I take an information theoretic perspective. And more specifically, a semiotic one. In technology terms, neural networks come the closest to implementing that notion of computation.
And numbers vs rocks is a distinction that relies on a classical metaphysics - one in which the divide between observers and observables does not present an epistemic difficulty. The epistemic cut - the necessary separation of the information from the physics - can be treated as an ontological fact.
So my positions on both "mind is a computation" and "reality is classical" are the same. Semiotics starts from the view that there is no fundamental ontic division of observers and observables. But that is also the division which must emerge via some epistemic cut. It is the basis of intelligibility. And even the Universe can only exist to the degree it hangs together in intelligible fashion.
Hence why maths tends to be unreasonably effective at describing the Universe. Or being in general.
- You are wrong that math is a computation. And like many computationlists, you underestimate or ignore the importance of non-computable phenomena in the world. Remember even Tegmark distinguishes between the mathematical universe hypothesis and the computable universe hypothesis. Computationalism is a very strong assumption. — fishfry
Labouring the point still, but I'm sorry. I'm not a computationalist in the sense you are hoping for. Indeed, that was what I was accusing you of. You seem to believe reality is a machine.

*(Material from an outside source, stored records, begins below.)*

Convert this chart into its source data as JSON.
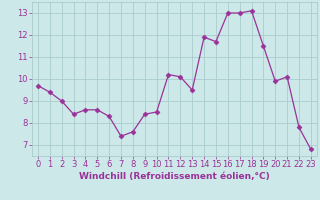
{
  "x": [
    0,
    1,
    2,
    3,
    4,
    5,
    6,
    7,
    8,
    9,
    10,
    11,
    12,
    13,
    14,
    15,
    16,
    17,
    18,
    19,
    20,
    21,
    22,
    23
  ],
  "y": [
    9.7,
    9.4,
    9.0,
    8.4,
    8.6,
    8.6,
    8.3,
    7.4,
    7.6,
    8.4,
    8.5,
    10.2,
    10.1,
    9.5,
    11.9,
    11.7,
    13.0,
    13.0,
    13.1,
    11.5,
    9.9,
    10.1,
    7.8,
    6.8
  ],
  "line_color": "#993399",
  "marker": "D",
  "marker_size": 2.5,
  "bg_color": "#cce8e8",
  "grid_color": "#aacccc",
  "xlabel": "Windchill (Refroidissement éolien,°C)",
  "ylim": [
    6.5,
    13.5
  ],
  "yticks": [
    7,
    8,
    9,
    10,
    11,
    12,
    13
  ],
  "xlim": [
    -0.5,
    23.5
  ],
  "xticks": [
    0,
    1,
    2,
    3,
    4,
    5,
    6,
    7,
    8,
    9,
    10,
    11,
    12,
    13,
    14,
    15,
    16,
    17,
    18,
    19,
    20,
    21,
    22,
    23
  ],
  "font_color": "#993399",
  "tick_font_size": 6,
  "xlabel_font_size": 6.5
}
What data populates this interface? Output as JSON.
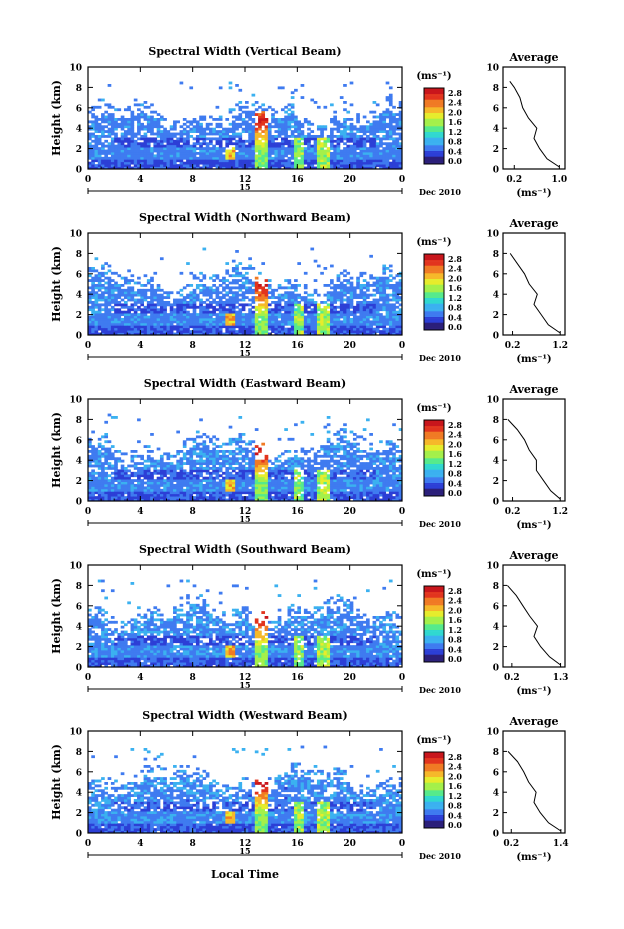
{
  "figure": {
    "xlabel": "Local Time",
    "colorbar_unit": "(ms⁻¹)",
    "colorbar_ticks": [
      "2.8",
      "2.4",
      "2.0",
      "1.6",
      "1.2",
      "0.8",
      "0.4",
      "0.0"
    ],
    "x_ticks": [
      "0",
      "4",
      "8",
      "12",
      "16",
      "20",
      "0"
    ],
    "y_ticks": [
      "0",
      "2",
      "4",
      "6",
      "8",
      "10"
    ],
    "day_label": "15",
    "date_label": "Dec 2010",
    "avg_title": "Average",
    "avg_xlabel": "(ms⁻¹)",
    "colormap": [
      "#2b1f7a",
      "#2c3fd6",
      "#3f7bf0",
      "#3bb1f0",
      "#30d8d0",
      "#56ea8c",
      "#a4f04a",
      "#e6ec2c",
      "#f6b82a",
      "#f07a24",
      "#e2341e",
      "#c9161c"
    ]
  },
  "chart_data": [
    {
      "type": "heatmap",
      "title": "Spectral Width (Vertical Beam)",
      "xlabel": "Local Time",
      "ylabel": "Height (km)",
      "xlim": [
        0,
        24
      ],
      "ylim": [
        0,
        10
      ],
      "clim": [
        0.0,
        3.0
      ],
      "average_profile": {
        "title": "Average",
        "xlabel": "(ms⁻¹)",
        "x_ticks": [
          "0.2",
          "1.0"
        ],
        "xlim": [
          0.0,
          1.1
        ],
        "heights": [
          0.2,
          1,
          2,
          3,
          4,
          5,
          6,
          7,
          8,
          8.6
        ],
        "values": [
          1.0,
          0.78,
          0.65,
          0.55,
          0.6,
          0.45,
          0.35,
          0.3,
          0.2,
          0.12
        ]
      }
    },
    {
      "type": "heatmap",
      "title": "Spectral Width (Northward Beam)",
      "xlabel": "Local Time",
      "ylabel": "Height (km)",
      "xlim": [
        0,
        24
      ],
      "ylim": [
        0,
        10
      ],
      "clim": [
        0.0,
        3.0
      ],
      "average_profile": {
        "title": "Average",
        "xlabel": "(ms⁻¹)",
        "x_ticks": [
          "0.2",
          "1.2"
        ],
        "xlim": [
          0.0,
          1.3
        ],
        "heights": [
          0.2,
          1,
          2,
          3,
          4,
          5,
          6,
          7,
          8
        ],
        "values": [
          1.2,
          0.95,
          0.8,
          0.65,
          0.72,
          0.55,
          0.45,
          0.3,
          0.15
        ]
      }
    },
    {
      "type": "heatmap",
      "title": "Spectral Width (Eastward Beam)",
      "xlabel": "Local Time",
      "ylabel": "Height (km)",
      "xlim": [
        0,
        24
      ],
      "ylim": [
        0,
        10
      ],
      "clim": [
        0.0,
        3.0
      ],
      "average_profile": {
        "title": "Average",
        "xlabel": "(ms⁻¹)",
        "x_ticks": [
          "0.2",
          "1.2"
        ],
        "xlim": [
          0.0,
          1.3
        ],
        "heights": [
          0.2,
          1,
          2,
          3,
          4,
          5,
          6,
          7,
          8
        ],
        "values": [
          1.2,
          1.0,
          0.85,
          0.7,
          0.7,
          0.55,
          0.45,
          0.3,
          0.1
        ]
      }
    },
    {
      "type": "heatmap",
      "title": "Spectral Width (Southward Beam)",
      "xlabel": "Local Time",
      "ylabel": "Height (km)",
      "xlim": [
        0,
        24
      ],
      "ylim": [
        0,
        10
      ],
      "clim": [
        0.0,
        3.0
      ],
      "average_profile": {
        "title": "Average",
        "xlabel": "(ms⁻¹)",
        "x_ticks": [
          "0.2",
          "1.3"
        ],
        "xlim": [
          0.0,
          1.4
        ],
        "heights": [
          0.2,
          1,
          2,
          3,
          4,
          5,
          6,
          7,
          8
        ],
        "values": [
          1.3,
          1.05,
          0.85,
          0.7,
          0.78,
          0.6,
          0.45,
          0.3,
          0.1
        ]
      }
    },
    {
      "type": "heatmap",
      "title": "Spectral Width (Westward Beam)",
      "xlabel": "Local Time",
      "ylabel": "Height (km)",
      "xlim": [
        0,
        24
      ],
      "ylim": [
        0,
        10
      ],
      "clim": [
        0.0,
        3.0
      ],
      "average_profile": {
        "title": "Average",
        "xlabel": "(ms⁻¹)",
        "x_ticks": [
          "0.2",
          "1.4"
        ],
        "xlim": [
          0.0,
          1.5
        ],
        "heights": [
          0.2,
          1,
          2,
          3,
          4,
          5,
          6,
          7,
          8
        ],
        "values": [
          1.4,
          1.1,
          0.9,
          0.75,
          0.8,
          0.62,
          0.5,
          0.35,
          0.12
        ]
      }
    }
  ]
}
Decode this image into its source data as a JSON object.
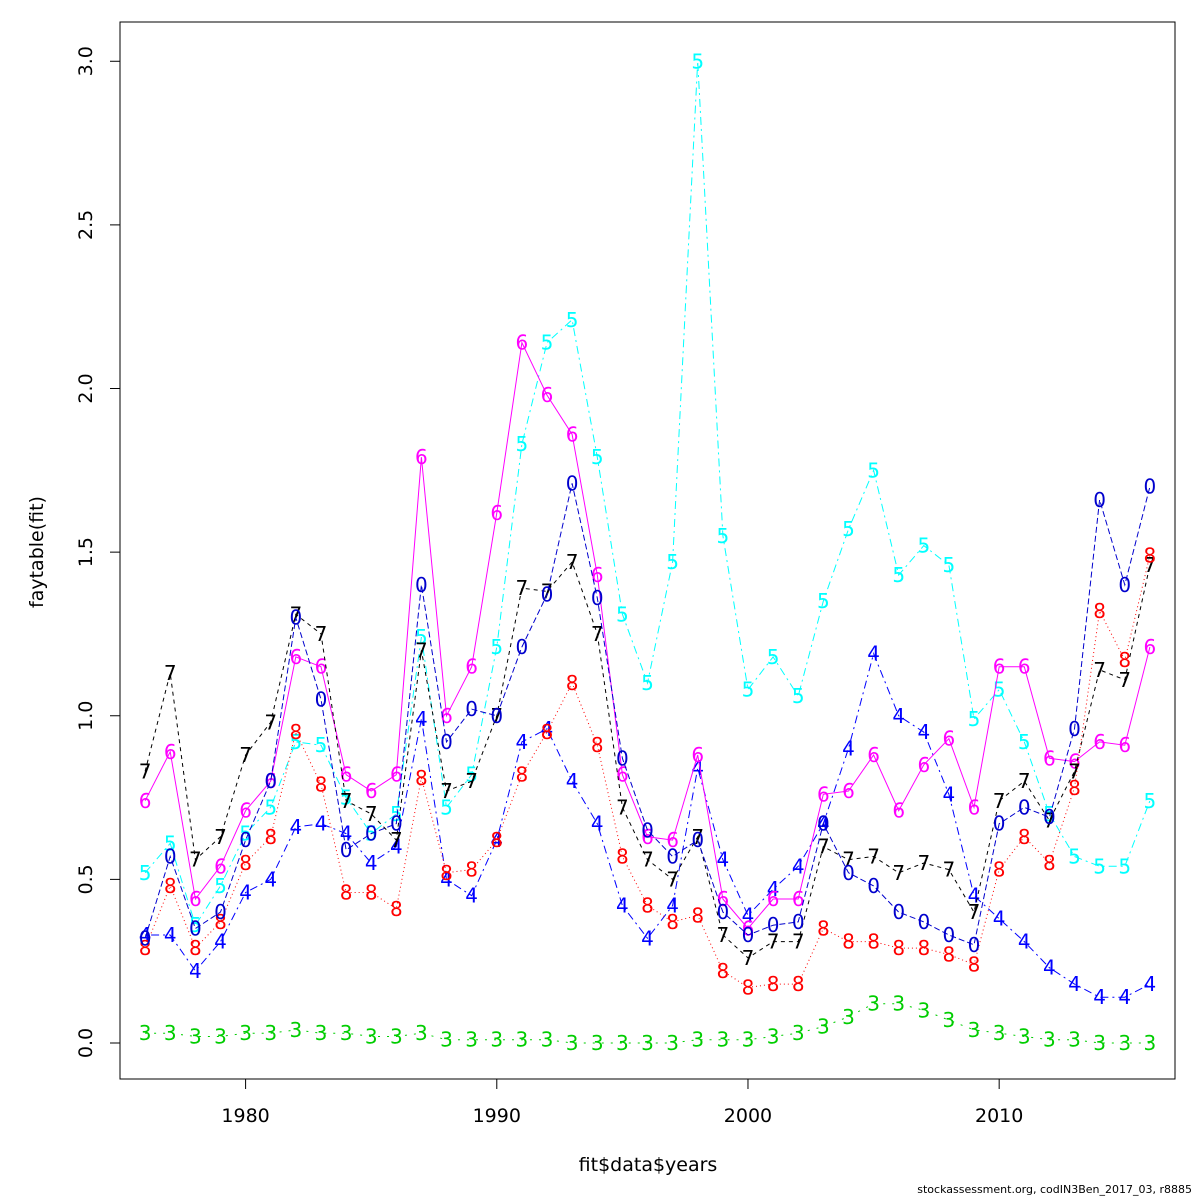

An account of physical events is sufficient.
But yes, you also seem to say the opposite. This is a symptom that your metaphysics is "commonsensical" and not well thought out.
* Mathematicians do math, not philosophy. My sense is that the vast majority of working mathematicians never give any thought to philosophy. When an engineer is building a bridge, do you want him spending his time contemplating the fact that there is no difference between him and the bridge? Or do you want him calculating the load factors according to state of the art engineering principles? — fishfry
Again, bully for mathematicians. Bully for engineers. Bully even for most physicists (as very few are employed in frontier theory construction).
But it is curious to be complaining about metaphysics where metaphysics is appropriate.
And so far you haven't put forward any clear exposition of your own epistemic position, let alone given a clear justification for it. You just hoped to be able to label me with some obviously weak ontology that I spend most of my time arguing against.